[GRASS-user] "reboxing," or 3D regridding

Benjamin Ducke benducke at fastmail.fm
Wed Nov 14 19:52:13 PST 2012


Tom -- this is an interesting use case.

I think you need to separate the reprojection step from
the resampling step. Maybe you could first
extract and reproject each one of the 56 lat/lon data slice
as an individual 2D raster layer, then stack the levels
into a new GRASS 3D raster.

For the next step, you would need some method to
resample/interpolate the voxel data to your target resolution.
Since you want fewer output than input slices, the easiest
option would be to just set the the GRASS region's Z resolution
to the number of output levels and let GRASS do a simple
linear resampling. But I am not sure that will give
a quality that's good enough for your purposes. Try it.

Best,

Ben

-- 
Benjamin Ducke
{*} Geospatial Consultant
{*} GIS Developer
  
  benducke AT fastmail.fm

On Wed, Nov 14, 2012, at 19:27, Tom Roche wrote:
> 
> summary: I'd appreciate advice regarding tools and methods for
> transforming data attributed to voxels in an unprojected global grid
> onto a projected 3D grid with different horizontal and vertical
> resolution (or pointers to other resources to consult).
> 
> details:
> 
> ESMF defines well (if somewhat oddly) the general problem:
> 
> http://www.earthsystemmodeling.org/esmf_releases/public/ESMF_5_2_0rp1/ESMF_refdoc/node3.html#SECTION03020000000000000000
> > Regridding, also called remapping or interpolation [or resampling], is
> > the process of changing the grid that underlies data values while
> > preserving qualities of the original data.
> 
> ESMF seems to provide excellent tools for doing 2D regridding (or
> interpolating data values from the cells/pixels of one 2D/horizontal
> spatial grid to another), as does GRASS::r.proj
> 
> http://grass.osgeo.org/grass64/manuals/html64_user/r.proj.html
> 
> though I have not used either, and am quite new to GRASS. (My current
> personal favorite regridding tool is the R package 'raster': see code @
> 
> https://github.com/TomRoche/GEIA_to_netCDF/
> 
> ) However I'm not seeing tools for "reboxing," or interpolating data
> values from the boxes/voxels of one 3D/horizontal+vertical spatial grid
> to another. Am I missing something? I _do_ see (thanks, Doug Newcomb)
> raster3D
> 
> http://grass.osgeo.org/grass64/manuals/html64_user/raster3D.html
> 
> but I don't see r3 API that does what I want:
> 
> I have output from a global atmospheric model that I'd like to use as
> initial/boundary conditions for a regional model. This unprojected
> "global input" (from the perspective of this usecase) netCDF has
> dimensions=2.5° lon x 1.875° lat x 56 vertical levels. The regional
> model covers North America using a 12-km grid projected LCC (Lambert
> Conic Comformal), with 34 vertical levels: details @
> 
> https://github.com/TomRoche/cornbeltN2O/wiki/AQMEII-North-American-domain#wiki-EPA
> 
> The top height of the "regional output" is less than that of the global
> input; i.e., the input domain fully contains the output domain, in all
> 3 dimensions.
> 
> Each box/voxel of the global input grid contains an estimate of its N2O
> concentration.
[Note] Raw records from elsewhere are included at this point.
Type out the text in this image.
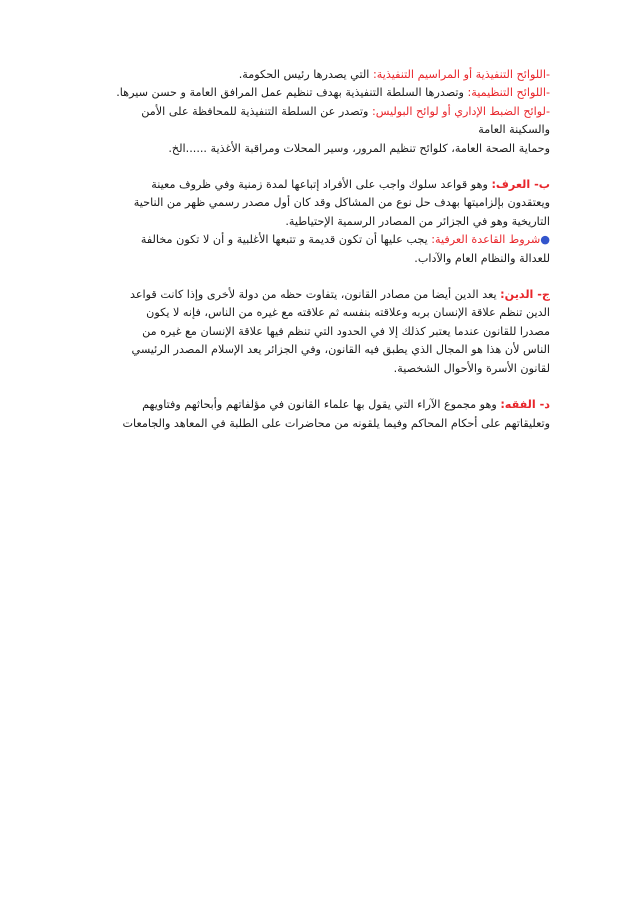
-اللوائح التنفيذية أو المراسيم التنفيذية: التي يصدرها رئيس الحكومة.

-اللوائح التنظيمية: وتصدرها السلطة التنفيذية بهدف تنظيم عمل المرافق العامة و حسن سيرها.

-لوائح الضبط الإداري أو لوائح البوليس: وتصدر عن السلطة التنفيذية للمحافظة على الأمن

والسكينة العامة

وحماية الصحة العامة، كلوائح تنظيم المرور، وسير المحلات ومراقبة الأغذية ......الخ.

ب- العرف: وهو قواعد سلوك واجب على الأفراد إتباعها لمدة زمنية وفي ظروف معينة

ويعتقدون بإلزاميتها بهدف حل نوع من المشاكل وقد كان أول مصدر رسمي ظهر من الناحية

التاريخية وهو في الجزائر من المصادر الرسمية الإحتياطية.

●شروط القاعدة العرفية: يجب عليها أن تكون قديمة و تتبعها الأغلبية و أن لا تكون مخالفة

للعدالة والنظام العام والآداب.

ج- الدين: يعد الدين أيضا من مصادر القانون، يتفاوت حظه من دولة لأخرى وإذا كانت قواعد

الدين تنظم علاقة الإنسان بربه وعلاقته بنفسه ثم علاقته مع غيره من الناس، فإنه لا يكون

مصدرا للقانون عندما يعتبر كذلك إلا في الحدود التي تنظم فيها علاقة الإنسان مع غيره من

الناس لأن هذا هو المجال الذي يطبق فيه القانون، وفي الجزائر يعد الإسلام المصدر الرئيسي

لقانون الأسرة والأحوال الشخصية.

د- الفقه: وهو مجموع الآراء التي يقول بها علماء القانون في مؤلفاتهم وأبحاثهم وفتاويهم

وتعليقاتهم على أحكام المحاكم وفيما يلقونه من محاضرات على الطلبة في المعاهد والجامعات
From those data I want to compute the concentrations for
> each output box. I'd appreciate your recommendations for tools that can
> do this. The best tool I've seen so far is R package=gstat, but (IIUC)
> 
> - gstat expects projected input. I'm not sure if I can work around that
>   for this usecase. Is there a conservative projection over North
>   America to which I could safely transform values from lon-lat
>   (essentially via cropping?) in order to input them to gstat?
> 
> - as the name implies, 'gstat' is doing geostatistical (variogram- and
>   covariance-based) modeling. I'm not sure either how to setup the
>   distance weighting for my usecase. I'm also unconvinced that a
>   statistical approach is necessary for this usecase, though it may be a
>   sufficient, or the best-available, approach; furthermore my position
>   may just be a prejudice due to my statistical ignorance.